Willis spent years, pre-Facebook and eBay, working to build an online social-media community with online stores, with then-CEO of her prototype, Mark Cuban.

And she began to throw parties.

David Cassidy, Paul “Pee Wee Herman” Reubens, Buck Henry and longtime friend Lesley Ann Warren were regulars. James Brown sang an impromptu tribute to her dog, Orbit.

“Throwing parties is what I consider my No. 1 skill,” Willis says. “I’m a multi-media artist — I use all areas of art. And the only place I can express them all in one space is a party. It became a means of expression.

“I’d design invitations, build sets. I’d be on the mic the whole time, narrating one conversation for people on the other side of the room. I’d tell people they are entering Willis Wonderland.”

But Detroit still had hold of her heart.

“I was so sick of hearing what people were saying about Detroit. I’d tell them that’s where I’m from, and I’d get a groan, or a ‘That’s so sad,’” she says. “But that’s not how I felt. I felt like I was descended from royalty. I thought it was the most soulful population in the world.”

Willis would talk about this with her friend Lily Tomlin, also a former Detroiter. They’d try to think up a project they could do together to celebrate Detroit, like a Hall of Fame.

“But Lily’s always working,” Willis says. “I thought, what can I do that I can do on my own, but she can be involved in. I know two things: I can write music, and I can throw a party.”

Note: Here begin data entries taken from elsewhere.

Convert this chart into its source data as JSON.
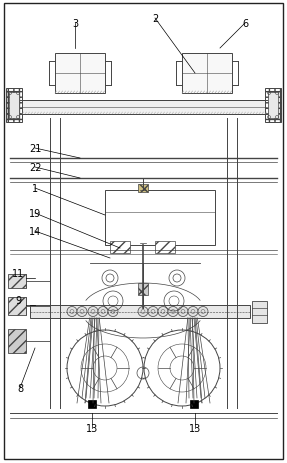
{
  "fig_width": 2.87,
  "fig_height": 4.64,
  "dpi": 100,
  "lc": "#444444",
  "lc2": "#666666",
  "dark": "#111111",
  "gray1": "#cccccc",
  "gray2": "#dddddd",
  "gray3": "#eeeeee",
  "hatch_gray": "#aaaaaa"
}
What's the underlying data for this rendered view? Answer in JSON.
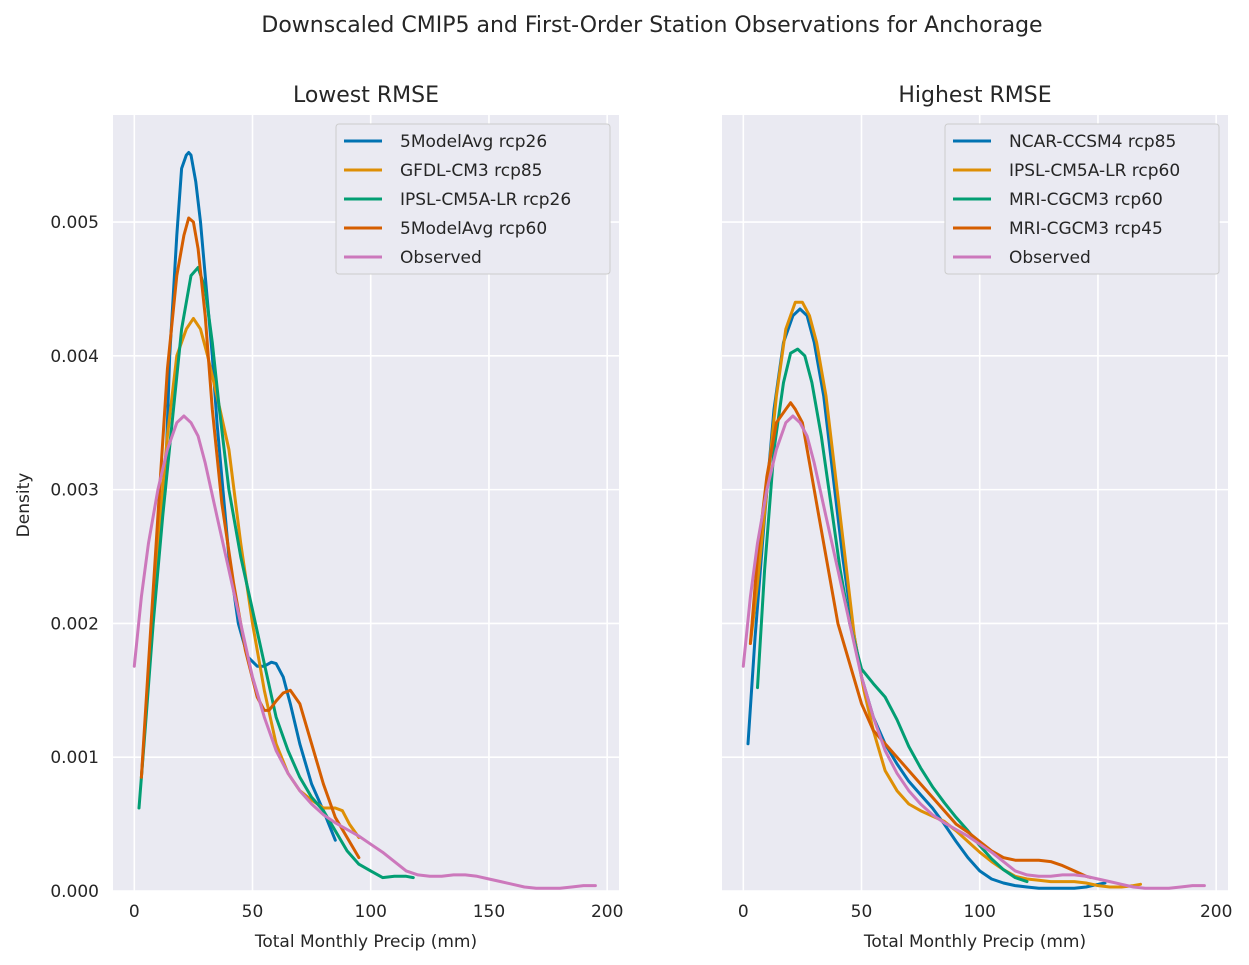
{
  "figure": {
    "suptitle": "Downscaled CMIP5 and First-Order Station Observations for Anchorage"
  },
  "chart_data": [
    {
      "type": "line",
      "title": "Lowest RMSE",
      "xlabel": "Total Monthly Precip (mm)",
      "ylabel": "Density",
      "xlim": [
        -9,
        205
      ],
      "ylim": [
        0,
        0.0058
      ],
      "xticks": [
        "0",
        "50",
        "100",
        "150",
        "200"
      ],
      "yticks": [
        "0.000",
        "0.001",
        "0.002",
        "0.003",
        "0.004",
        "0.005"
      ],
      "grid": true,
      "legend_position": "top-right",
      "series": [
        {
          "name": "5ModelAvg rcp26",
          "color": "#0173b2",
          "x": [
            13,
            15,
            18,
            20,
            22,
            23,
            24,
            26,
            28,
            30,
            33,
            35,
            38,
            40,
            44,
            48,
            52,
            55,
            58,
            60,
            63,
            66,
            70,
            75,
            80,
            85
          ],
          "y": [
            0.00297,
            0.004,
            0.0049,
            0.0054,
            0.0055,
            0.00552,
            0.0055,
            0.0053,
            0.005,
            0.0046,
            0.004,
            0.0035,
            0.0029,
            0.0025,
            0.002,
            0.00175,
            0.00168,
            0.00168,
            0.00171,
            0.0017,
            0.0016,
            0.0014,
            0.0011,
            0.0008,
            0.0006,
            0.00038
          ]
        },
        {
          "name": "GFDL-CM3 rcp85",
          "color": "#de8f05",
          "x": [
            3,
            6,
            10,
            14,
            18,
            22,
            25,
            28,
            31,
            35,
            40,
            45,
            50,
            55,
            60,
            65,
            70,
            75,
            80,
            85,
            88,
            91,
            95
          ],
          "y": [
            0.00085,
            0.0016,
            0.0026,
            0.0034,
            0.004,
            0.0042,
            0.00428,
            0.0042,
            0.004,
            0.0037,
            0.0033,
            0.0026,
            0.002,
            0.0015,
            0.0011,
            0.00088,
            0.00075,
            0.00068,
            0.00062,
            0.00062,
            0.0006,
            0.0005,
            0.0004
          ]
        },
        {
          "name": "IPSL-CM5A-LR rcp26",
          "color": "#029e73",
          "x": [
            2,
            5,
            8,
            12,
            16,
            20,
            24,
            27,
            30,
            33,
            36,
            40,
            45,
            50,
            55,
            60,
            65,
            70,
            75,
            80,
            85,
            90,
            95,
            100,
            105,
            110,
            115,
            118
          ],
          "y": [
            0.00062,
            0.0013,
            0.002,
            0.0028,
            0.0035,
            0.0042,
            0.0046,
            0.00466,
            0.0045,
            0.0041,
            0.0036,
            0.003,
            0.0025,
            0.0021,
            0.0017,
            0.0013,
            0.00105,
            0.00085,
            0.0007,
            0.0006,
            0.00045,
            0.0003,
            0.0002,
            0.00015,
            0.0001,
            0.00011,
            0.00011,
            0.0001
          ]
        },
        {
          "name": "5ModelAvg rcp60",
          "color": "#d55e00",
          "x": [
            3,
            6,
            10,
            14,
            18,
            21,
            23,
            25,
            27,
            30,
            33,
            37,
            42,
            47,
            52,
            55,
            57,
            60,
            63,
            66,
            70,
            75,
            80,
            85,
            90,
            95
          ],
          "y": [
            0.00085,
            0.0017,
            0.0028,
            0.0039,
            0.0046,
            0.0049,
            0.00503,
            0.005,
            0.0048,
            0.0043,
            0.0036,
            0.0029,
            0.0023,
            0.0018,
            0.00145,
            0.00135,
            0.00135,
            0.00142,
            0.00148,
            0.0015,
            0.0014,
            0.0011,
            0.0008,
            0.00055,
            0.0004,
            0.00025
          ]
        },
        {
          "name": "Observed",
          "color": "#cc78bc",
          "x": [
            0,
            3,
            6,
            10,
            14,
            18,
            21,
            24,
            27,
            30,
            35,
            40,
            45,
            50,
            55,
            60,
            65,
            70,
            75,
            80,
            85,
            90,
            95,
            100,
            105,
            110,
            115,
            120,
            125,
            130,
            135,
            140,
            145,
            150,
            155,
            160,
            165,
            170,
            175,
            180,
            185,
            190,
            195
          ],
          "y": [
            0.00168,
            0.0022,
            0.0026,
            0.003,
            0.0033,
            0.0035,
            0.00355,
            0.0035,
            0.0034,
            0.0032,
            0.0028,
            0.0024,
            0.002,
            0.0016,
            0.0013,
            0.00105,
            0.00088,
            0.00075,
            0.00065,
            0.00057,
            0.00051,
            0.00046,
            0.00041,
            0.00035,
            0.00029,
            0.00022,
            0.00015,
            0.00012,
            0.00011,
            0.00011,
            0.00012,
            0.00012,
            0.00011,
            9e-05,
            7e-05,
            5e-05,
            3e-05,
            2e-05,
            2e-05,
            2e-05,
            3e-05,
            4e-05,
            4e-05
          ]
        }
      ]
    },
    {
      "type": "line",
      "title": "Highest RMSE",
      "xlabel": "Total Monthly Precip (mm)",
      "ylabel": "",
      "xlim": [
        -9,
        205
      ],
      "ylim": [
        0,
        0.0058
      ],
      "xticks": [
        "0",
        "50",
        "100",
        "150",
        "200"
      ],
      "yticks": [],
      "grid": true,
      "legend_position": "top-right",
      "series": [
        {
          "name": "NCAR-CCSM4 rcp85",
          "color": "#0173b2",
          "x": [
            2,
            5,
            9,
            13,
            17,
            21,
            24,
            27,
            30,
            34,
            38,
            42,
            46,
            50,
            55,
            60,
            65,
            70,
            75,
            80,
            85,
            90,
            95,
            100,
            105,
            110,
            115,
            120,
            125,
            130,
            135,
            140,
            145,
            150,
            153
          ],
          "y": [
            0.0011,
            0.0019,
            0.0028,
            0.0036,
            0.0041,
            0.0043,
            0.00435,
            0.0043,
            0.0041,
            0.0037,
            0.0031,
            0.0025,
            0.002,
            0.0016,
            0.0013,
            0.0011,
            0.00095,
            0.00082,
            0.00072,
            0.00062,
            0.0005,
            0.00037,
            0.00025,
            0.00015,
            9e-05,
            6e-05,
            4e-05,
            3e-05,
            2e-05,
            2e-05,
            2e-05,
            2e-05,
            3e-05,
            5e-05,
            6e-05
          ]
        },
        {
          "name": "IPSL-CM5A-LR rcp60",
          "color": "#de8f05",
          "x": [
            3,
            6,
            10,
            14,
            18,
            22,
            25,
            28,
            31,
            35,
            39,
            43,
            47,
            51,
            55,
            60,
            65,
            70,
            75,
            80,
            85,
            90,
            95,
            100,
            105,
            110,
            115,
            120,
            125,
            130,
            135,
            140,
            145,
            150,
            155,
            160,
            165,
            168
          ],
          "y": [
            0.00185,
            0.0023,
            0.003,
            0.0037,
            0.0042,
            0.0044,
            0.0044,
            0.0043,
            0.0041,
            0.0037,
            0.0031,
            0.0025,
            0.0019,
            0.0015,
            0.0012,
            0.0009,
            0.00075,
            0.00065,
            0.0006,
            0.00056,
            0.00052,
            0.00045,
            0.00037,
            0.00029,
            0.00022,
            0.00016,
            0.00011,
            9e-05,
            8e-05,
            7e-05,
            7e-05,
            7e-05,
            6e-05,
            4e-05,
            3e-05,
            3e-05,
            4e-05,
            5e-05
          ]
        },
        {
          "name": "MRI-CGCM3 rcp60",
          "color": "#029e73",
          "x": [
            6,
            9,
            13,
            17,
            20,
            23,
            26,
            29,
            33,
            37,
            41,
            45,
            50,
            55,
            60,
            65,
            70,
            75,
            80,
            85,
            90,
            95,
            100,
            105,
            110,
            115,
            120
          ],
          "y": [
            0.00152,
            0.0024,
            0.0033,
            0.0038,
            0.00402,
            0.00405,
            0.004,
            0.0038,
            0.0034,
            0.0029,
            0.0024,
            0.002,
            0.00166,
            0.00155,
            0.00145,
            0.00128,
            0.00108,
            0.00092,
            0.00078,
            0.00066,
            0.00055,
            0.00045,
            0.00034,
            0.00024,
            0.00016,
            0.0001,
            7e-05
          ]
        },
        {
          "name": "MRI-CGCM3 rcp45",
          "color": "#d55e00",
          "x": [
            3,
            6,
            10,
            14,
            18,
            20,
            22,
            25,
            28,
            32,
            36,
            40,
            45,
            50,
            55,
            60,
            65,
            70,
            75,
            80,
            85,
            90,
            95,
            100,
            105,
            110,
            115,
            120,
            125,
            130,
            135,
            140,
            145,
            147
          ],
          "y": [
            0.00185,
            0.0025,
            0.0031,
            0.0035,
            0.0036,
            0.00365,
            0.0036,
            0.0035,
            0.0032,
            0.0028,
            0.0024,
            0.002,
            0.0017,
            0.0014,
            0.0012,
            0.0011,
            0.001,
            0.0009,
            0.0008,
            0.0007,
            0.0006,
            0.0005,
            0.00044,
            0.00037,
            0.0003,
            0.00025,
            0.00023,
            0.00023,
            0.00023,
            0.00022,
            0.00019,
            0.00015,
            0.00011,
            0.0001
          ]
        },
        {
          "name": "Observed",
          "color": "#cc78bc",
          "x": [
            0,
            3,
            6,
            10,
            14,
            18,
            21,
            24,
            27,
            30,
            35,
            40,
            45,
            50,
            55,
            60,
            65,
            70,
            75,
            80,
            85,
            90,
            95,
            100,
            105,
            110,
            115,
            120,
            125,
            130,
            135,
            140,
            145,
            150,
            155,
            160,
            165,
            170,
            175,
            180,
            185,
            190,
            195
          ],
          "y": [
            0.00168,
            0.0022,
            0.0026,
            0.003,
            0.0033,
            0.0035,
            0.00355,
            0.0035,
            0.0034,
            0.0032,
            0.0028,
            0.0024,
            0.002,
            0.0016,
            0.0013,
            0.00105,
            0.00088,
            0.00075,
            0.00065,
            0.00057,
            0.00051,
            0.00046,
            0.00041,
            0.00035,
            0.00029,
            0.00022,
            0.00015,
            0.00012,
            0.00011,
            0.00011,
            0.00012,
            0.00012,
            0.00011,
            9e-05,
            7e-05,
            5e-05,
            3e-05,
            2e-05,
            2e-05,
            2e-05,
            3e-05,
            4e-05,
            4e-05
          ]
        }
      ]
    }
  ]
}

Allee Willis poses in front of a mural of herself, painted by a fan.
Allee Willis poses in front of a mural of herself, painted by a fan.

So she embarked on creating, and self-funding, “The D,” along with composer Andrae Alexander. Between 2013 and 2015, Willis recorded 70 singalongs around Detroit of a song she wrote, a love song to the city that ended up featuring 5,000 vocalists and musicians — Tomlin, Martha Reeves, Ricki Lake, Lamont Dozier and Mary Wilson among them. From there, she created a video which debuted last year at the DIA.

She’s not done with Detroit, though. After all these years behind the scenes, she’s feeling the urge to be in the spotlight. So she’s bringing her one-woman show, Allee Willis Loves Detroit! to town this month.

It’s another love letter to Detroit. It’s a walk through her own life. It’s a chance for singalongs to her — and our — favorite hits.

“My favorite songwriters were the ones writing about their life and real things,” Willis says. “That’s what I’ve always done. And this is another version of what I do.

“I write very specific performances for where I am. So this Detroit show — I’ve had a lot of my experiences there. It’s very funny; there’s lots of calamity. I call my shows ‘party performances,’” she says. “It’s like me trying to throw a party on the stage. I do an auction. I do as much comedy as music, and Andrae [Alexander] stands at the keyboard the whole time. I try to make it feel like being in my living room.

“It should be pandemonium. I can’t wait.”

She also has her favorite chef “in the whole world” on stage with her. Chef Greg, owner of Chef Greg’s Soul ’N’ the Wall on Curtis Street in Detroit, bought his restaurant from former owner Eddie Kendrix of the Temptations, who would hang out there.

“I was driving down the street one day, and he’s got this enormous mural of himself on the outside wall. I stopped to take a photo of it and Chef Greg ran out and said, ‘Take a picture of the real thing, fool!’” she says. “He’d just seen a documentary on Earth, Wind & Fire, and he recognized me. Now it’s my office away from home. He named a sandwich after me, the Boogaloo Wonderland.”

Despite the acclaim, the records sold, the success in most everything she touches — Allee Willis is not a household name. But this has been a big year for Willis. More awards, more acclaim, taking what she loves doing to yet another level.

“I always say I’m the world’s best-kept secret,” Willis says. “But I feel like this year I might get discovered.”